Smoothies on November 8, 2012 at 6:15 PM
It’s not a “GOP middle-class problem” when the American “middle-class” reelects a pinko community organizer who presided over trillion plus dollar deficits for four years and plans four more years of the samem while telling the nation that if only the “rich pay a little more” all will be well.
It’s not a “GOP middle-class problem” when the American “middle-class” reelects a pinko community organizer who raids Medicare of $500 billion to fund socialized health care for others, denies it, and is believed.
The nation has a “middle-class” stupidity problem aided and abetted by the government run education system, the media, and pop-culture. The “middle-class” does not understand basic arithmetic and math, and neither do most left-wing journalism school graduates.
farsighted on November 8, 2012 at 6:31 PM
You really didn’t have to pander to the middle class. You could have simply worked to protect their standard of living, instead of being the party that gleefully sacrificed them on the alter of international free trade, and Republicans like Bush supported importing illegal aliens to compete for the jobs that couldn’t be outsourced. Did you think they wouldn’t notice that?
DFCtomm on November 8, 2012 at 6:32 PM
Fear of pandering? That’s all I’ve been hearing for the last couple days is what group conservatives must pander to. Their is no fear of pandering in the GOP whatsoever.

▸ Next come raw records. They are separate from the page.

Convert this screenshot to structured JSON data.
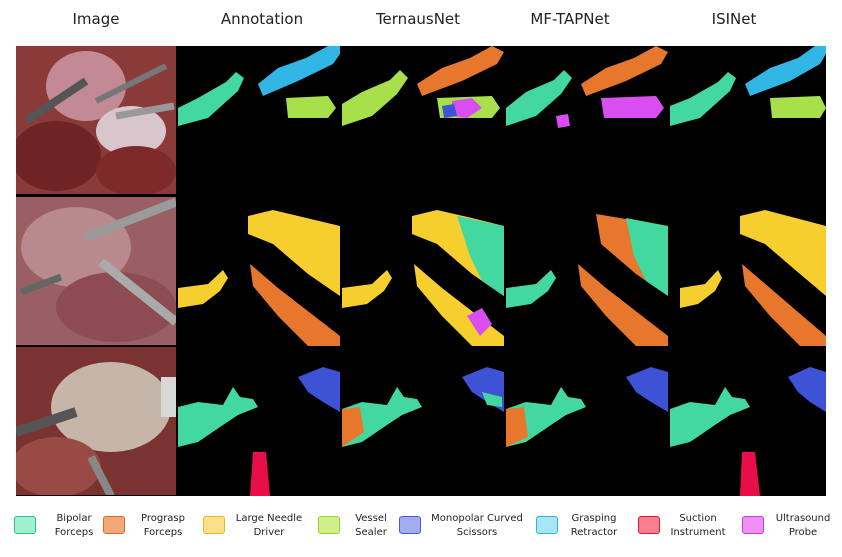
{
  "columns": [
    {
      "key": "image",
      "title": "Image"
    },
    {
      "key": "annotation",
      "title": "Annotation"
    },
    {
      "key": "ternausnet",
      "title": "TernausNet"
    },
    {
      "key": "mftapnet",
      "title": "MF-TAPNet"
    },
    {
      "key": "isinet",
      "title": "ISINet"
    }
  ],
  "legend": [
    {
      "line1": "Bipolar",
      "line2": "Forceps",
      "fill": "#9ff0cf",
      "border": "#2fbf8a"
    },
    {
      "line1": "Prograsp",
      "line2": "Forceps",
      "fill": "#f3a87a",
      "border": "#d96a2b"
    },
    {
      "line1": "Large Needle",
      "line2": "Driver",
      "fill": "#fbe08a",
      "border": "#e7b920"
    },
    {
      "line1": "Vessel",
      "line2": "Sealer",
      "fill": "#cdf08a",
      "border": "#9ad22d"
    },
    {
      "line1": "Monopolar Curved",
      "line2": "Scissors",
      "fill": "#a4acf0",
      "border": "#4b57d6"
    },
    {
      "line1": "Grasping",
      "line2": "Retractor",
      "fill": "#a6e6f5",
      "border": "#2cb7e0"
    },
    {
      "line1": "Suction",
      "line2": "Instrument",
      "fill": "#f77f8e",
      "border": "#e0193a"
    },
    {
      "line1": "Ultrasound",
      "line2": "Probe",
      "fill": "#ef90f5",
      "border": "#cc3ad9"
    }
  ],
  "colors": {
    "bipolar": "#43d89f",
    "prograsp": "#e8772e",
    "needle": "#f6cf2f",
    "sealer": "#a7e04a",
    "monopolar": "#3d52d5",
    "retractor": "#32b6e6",
    "suction": "#e80f48",
    "probe": "#d84ef0"
  }
}
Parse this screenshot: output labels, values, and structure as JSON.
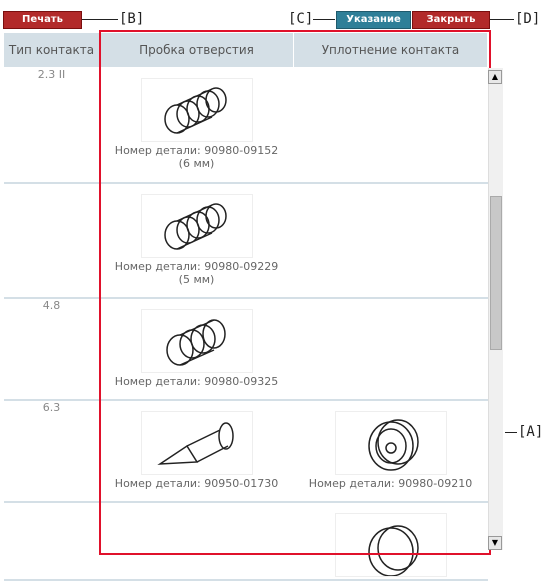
{
  "toolbar": {
    "print_label": "Печать",
    "hint_label": "Указание",
    "close_label": "Закрыть"
  },
  "callouts": {
    "a": "[A]",
    "b": "[B]",
    "c": "[C]",
    "d": "[D]"
  },
  "table": {
    "headers": [
      "Тип контакта",
      "Пробка отверстия",
      "Уплотнение контакта"
    ],
    "rows": [
      {
        "type": "2.3 II",
        "plug": "Номер детали: 90980-09152",
        "plug_note": "(6 мм)",
        "seal": ""
      },
      {
        "type": "",
        "plug": "Номер детали: 90980-09229",
        "plug_note": "(5 мм)",
        "seal": ""
      },
      {
        "type": "4.8",
        "plug": "Номер детали: 90980-09325",
        "plug_note": "",
        "seal": ""
      },
      {
        "type": "6.3",
        "plug": "Номер детали: 90950-01730",
        "plug_note": "",
        "seal": "Номер детали: 90980-09210"
      },
      {
        "type": "",
        "plug": "",
        "plug_note": "",
        "seal": ""
      }
    ]
  },
  "colors": {
    "button_red": "#b22a2a",
    "button_teal": "#2e7f98",
    "highlight_box": "#e0112b",
    "header_bg": "#d4dfe6"
  },
  "icons": {
    "scroll_up": "▲",
    "scroll_down": "▼"
  }
}
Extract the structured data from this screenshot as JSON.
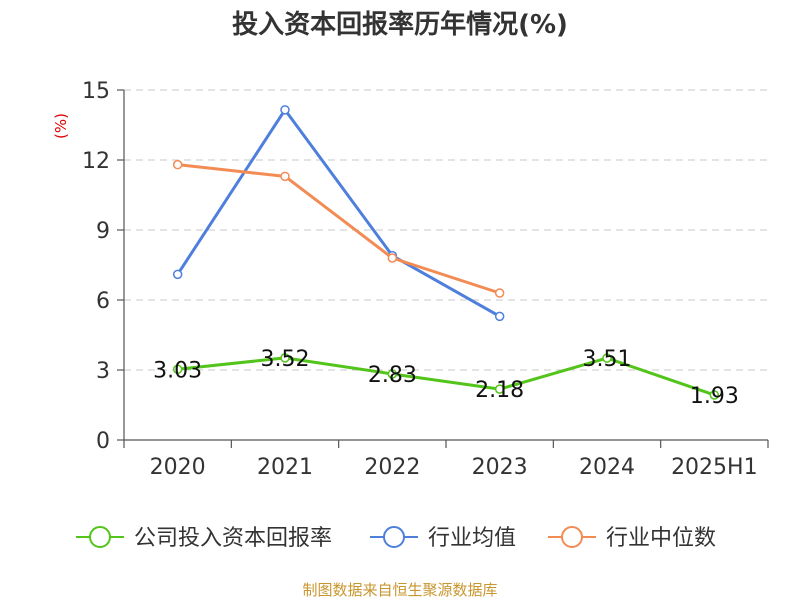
{
  "chart_data": {
    "type": "line",
    "title": "投入资本回报率历年情况(%)",
    "ylabel": "(%)",
    "xlabel": "",
    "categories": [
      "2020",
      "2021",
      "2022",
      "2023",
      "2024",
      "2025H1"
    ],
    "ylim": [
      0,
      15
    ],
    "yticks": [
      0,
      3,
      6,
      9,
      12,
      15
    ],
    "grid": true,
    "legend_position": "bottom",
    "series": [
      {
        "name": "公司投入资本回报率",
        "color": "#52c41a",
        "values": [
          3.03,
          3.52,
          2.83,
          2.18,
          3.51,
          1.93
        ],
        "labels": [
          "3.03",
          "3.52",
          "2.83",
          "2.18",
          "3.51",
          "1.93"
        ]
      },
      {
        "name": "行业均值",
        "color": "#4e7fdc",
        "values": [
          7.1,
          14.15,
          7.9,
          5.3,
          null,
          null
        ]
      },
      {
        "name": "行业中位数",
        "color": "#f28b54",
        "values": [
          11.8,
          11.3,
          7.8,
          6.3,
          null,
          null
        ]
      }
    ],
    "source": "制图数据来自恒生聚源数据库"
  }
}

roy_batty on November 8, 2012 at 7:30 PM
Have you been paying attention since Wednesday morning, lol? Do you know what everyone and his mother is calling for now, on both sides? Comprehensive immigration reform…aka AMNESTY. And they’re going to get it, and more. Boehner can’t sell out fast enough. I don’t recall Romney calling for that. In fact, he was opposed to it, at least publicly. Sure, it could have been a lie, but it may not have been. Doesn’t matter now though.
Over the next 4 years, we’re going to get as close to an open borders society as possibly without going completely full blown open borders. We’re going to give citizenship to millions of illegals who currently aren’t allowed to vote, but will be able to after. And you know what that means? Republicans, conservatives included, will never win another election of any significance again. You and every other republican who sat home this year screwed yourselves, genius.
The idiot vote is now in the majority in this country, and it isn’t limited to one side.
xblade on November 8, 2012 at 7:30 PM
The voters who stayed home are no “allies” of the right. I may have disliked Romney but we needed him to impede the lefts attempts at transforming the nation. Now the right will be vastly outnumbered. I’m a libertarian but I understood the necessity of allying with the republicans for the sake of liberty.